Costs: Overall costs are expected to grow by 5.3% to USD776 billion. That growth is expected to be 1.8 percentage points below revenue growth, thus supporting a return to profitability. Cost pressures are still there from labour, skill and capacity shortages. Infrastructure costs are also a concern.
Non-fuel unit costs are expected to fall to 39.8 cents/available tonne kilometre (down from 41.7 cents/ATK in 2022 and nearly matching the 39.2 cents/ATK achieved in 2019). Airline efficiency gains are expected to drive passenger load factors to 81.0 %, just slightly below the 82.6% achieved in 2019.
Fuel spending for 2023 is expected to be USD229 billion—consistent at 30% of expenses. IATA’s forecast is based on Brent crude at USD92.3/barrel (down from an average of USD103.2 per barrel in 2022). Jet kerosene is expected to average USD111.9 per barrel (down from USD138.8 per barrel). This decrease reflects a relative stabilisation of fuel supply after the initial disruptions from the war in Ukraine. The premium charged for jet fuel (crack spread) remains near historical highs.

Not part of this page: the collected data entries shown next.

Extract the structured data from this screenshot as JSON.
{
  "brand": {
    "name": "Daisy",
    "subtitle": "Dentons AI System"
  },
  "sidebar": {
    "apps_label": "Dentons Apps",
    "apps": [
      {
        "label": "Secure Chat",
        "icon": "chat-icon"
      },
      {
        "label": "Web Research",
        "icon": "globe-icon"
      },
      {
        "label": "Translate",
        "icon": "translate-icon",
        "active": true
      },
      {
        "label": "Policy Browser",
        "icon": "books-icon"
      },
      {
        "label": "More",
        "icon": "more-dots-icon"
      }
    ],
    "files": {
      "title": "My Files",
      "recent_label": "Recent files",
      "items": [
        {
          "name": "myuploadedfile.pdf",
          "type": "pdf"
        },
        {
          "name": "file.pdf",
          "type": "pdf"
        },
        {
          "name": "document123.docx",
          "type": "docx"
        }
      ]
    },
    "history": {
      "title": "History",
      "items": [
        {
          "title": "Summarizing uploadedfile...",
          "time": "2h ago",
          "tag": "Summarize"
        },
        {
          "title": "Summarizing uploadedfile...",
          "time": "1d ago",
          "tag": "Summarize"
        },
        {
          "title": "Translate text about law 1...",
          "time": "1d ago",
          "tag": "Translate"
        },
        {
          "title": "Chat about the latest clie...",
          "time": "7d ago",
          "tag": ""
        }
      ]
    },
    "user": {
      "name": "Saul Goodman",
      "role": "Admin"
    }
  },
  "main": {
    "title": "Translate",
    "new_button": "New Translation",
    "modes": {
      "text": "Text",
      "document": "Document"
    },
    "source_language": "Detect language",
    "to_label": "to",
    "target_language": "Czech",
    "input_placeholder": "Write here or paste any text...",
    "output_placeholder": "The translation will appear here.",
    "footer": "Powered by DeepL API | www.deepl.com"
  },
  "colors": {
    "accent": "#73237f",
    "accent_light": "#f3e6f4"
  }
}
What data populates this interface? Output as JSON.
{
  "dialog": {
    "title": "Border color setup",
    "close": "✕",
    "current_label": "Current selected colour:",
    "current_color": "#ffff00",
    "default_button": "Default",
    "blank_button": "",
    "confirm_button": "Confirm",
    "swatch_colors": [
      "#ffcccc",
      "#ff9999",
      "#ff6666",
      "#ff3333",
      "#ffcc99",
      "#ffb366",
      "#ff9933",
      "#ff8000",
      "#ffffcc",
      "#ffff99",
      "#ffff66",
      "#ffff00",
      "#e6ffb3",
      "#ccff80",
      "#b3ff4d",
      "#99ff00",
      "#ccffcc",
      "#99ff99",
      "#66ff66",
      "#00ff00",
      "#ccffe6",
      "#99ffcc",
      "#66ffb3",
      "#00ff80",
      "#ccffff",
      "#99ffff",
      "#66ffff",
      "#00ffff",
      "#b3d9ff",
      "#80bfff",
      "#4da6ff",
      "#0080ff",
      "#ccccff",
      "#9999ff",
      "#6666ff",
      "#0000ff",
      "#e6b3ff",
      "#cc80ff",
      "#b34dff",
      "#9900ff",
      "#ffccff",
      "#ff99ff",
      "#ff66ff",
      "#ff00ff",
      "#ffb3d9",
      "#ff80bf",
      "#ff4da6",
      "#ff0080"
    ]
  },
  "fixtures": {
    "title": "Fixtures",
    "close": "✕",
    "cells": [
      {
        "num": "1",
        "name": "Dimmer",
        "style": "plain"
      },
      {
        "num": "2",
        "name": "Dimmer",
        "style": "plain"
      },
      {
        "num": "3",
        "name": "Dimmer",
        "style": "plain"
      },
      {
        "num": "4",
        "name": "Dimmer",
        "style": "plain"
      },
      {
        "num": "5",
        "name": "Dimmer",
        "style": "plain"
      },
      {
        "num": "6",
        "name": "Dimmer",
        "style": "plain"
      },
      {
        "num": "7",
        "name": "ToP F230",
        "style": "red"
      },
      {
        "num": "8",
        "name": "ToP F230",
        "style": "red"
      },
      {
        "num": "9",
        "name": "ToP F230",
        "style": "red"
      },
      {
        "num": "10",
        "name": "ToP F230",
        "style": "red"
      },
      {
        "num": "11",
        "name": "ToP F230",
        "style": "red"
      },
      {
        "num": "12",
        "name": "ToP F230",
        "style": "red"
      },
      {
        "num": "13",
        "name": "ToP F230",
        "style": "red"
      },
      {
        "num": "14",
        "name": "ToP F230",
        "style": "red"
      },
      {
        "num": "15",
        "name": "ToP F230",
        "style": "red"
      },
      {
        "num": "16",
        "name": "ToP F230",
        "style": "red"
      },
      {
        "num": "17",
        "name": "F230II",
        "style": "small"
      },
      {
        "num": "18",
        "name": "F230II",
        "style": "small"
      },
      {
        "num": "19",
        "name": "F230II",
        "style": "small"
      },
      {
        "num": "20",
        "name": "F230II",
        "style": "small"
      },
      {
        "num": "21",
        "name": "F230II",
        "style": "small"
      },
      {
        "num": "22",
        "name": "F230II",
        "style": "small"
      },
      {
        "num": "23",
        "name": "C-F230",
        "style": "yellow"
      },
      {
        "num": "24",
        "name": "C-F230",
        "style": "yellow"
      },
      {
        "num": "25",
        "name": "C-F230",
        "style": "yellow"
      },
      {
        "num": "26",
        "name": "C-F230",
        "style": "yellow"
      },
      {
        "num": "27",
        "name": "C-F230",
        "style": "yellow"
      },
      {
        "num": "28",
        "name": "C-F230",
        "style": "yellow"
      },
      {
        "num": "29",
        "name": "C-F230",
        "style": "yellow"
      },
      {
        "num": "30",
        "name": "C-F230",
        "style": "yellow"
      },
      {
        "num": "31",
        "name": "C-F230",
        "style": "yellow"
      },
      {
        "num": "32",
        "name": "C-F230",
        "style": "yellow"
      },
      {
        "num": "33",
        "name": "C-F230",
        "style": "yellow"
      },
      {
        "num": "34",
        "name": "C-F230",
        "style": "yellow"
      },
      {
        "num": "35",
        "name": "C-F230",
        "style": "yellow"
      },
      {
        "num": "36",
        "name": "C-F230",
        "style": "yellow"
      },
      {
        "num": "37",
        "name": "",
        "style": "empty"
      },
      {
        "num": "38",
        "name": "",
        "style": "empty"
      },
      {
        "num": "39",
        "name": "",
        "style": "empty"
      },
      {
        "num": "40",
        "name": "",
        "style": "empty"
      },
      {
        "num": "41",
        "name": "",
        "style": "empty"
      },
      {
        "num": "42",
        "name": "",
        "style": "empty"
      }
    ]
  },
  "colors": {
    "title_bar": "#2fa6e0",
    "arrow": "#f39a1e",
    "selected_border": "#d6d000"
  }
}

Risks: The economic and geopolitical environment presents several potential risks to the 2023 outlook.
- While indications are that there could be an easing of aggressive inflation-fighting interest rate hikes from early 2023, the risk of some economies falling into recession remains. Such a slowdown could affect demand for both passenger and cargo services. It would, however, likely come with some mitigation in the form of lower oil prices.
- The outlook anticipates a gradual re-opening of China to international traffic and the easing of domestic COVID-19 restrictions progressively from the second half of 2023. A prolongation of China’s Zero COVID policies would adversely affect the outlook.
- If proposals for increased infrastructure charges or taxes to support sustainability efforts are introduced, it could also eat away at profitability in 2023.
“The job of airline management will remain challenging as careful watch on economic uncertainties will be critical. The good news is that airlines have built flexibility into their business models to handle the economic accelerations and decelerations impacting demand. Airline profitability is razor-thin.
“Each passenger carried is expected to contribute, on average just USD1.11 to the industry’s net profit. In most parts of the world, that’s far less than what is needed to buy a cup of coffee. Airlines must remain vigilant to any increases in taxes or infrastructure fees. And we’ll need to be particularly wary of those made in the name of sustainability. Our commitment is to net zero CO2 emissions by 2050. We’ll need all the resources we can muster, including government incentives, to finance this enormous energy transition. More taxes and higher charges would be counter-productive,” said Walsh.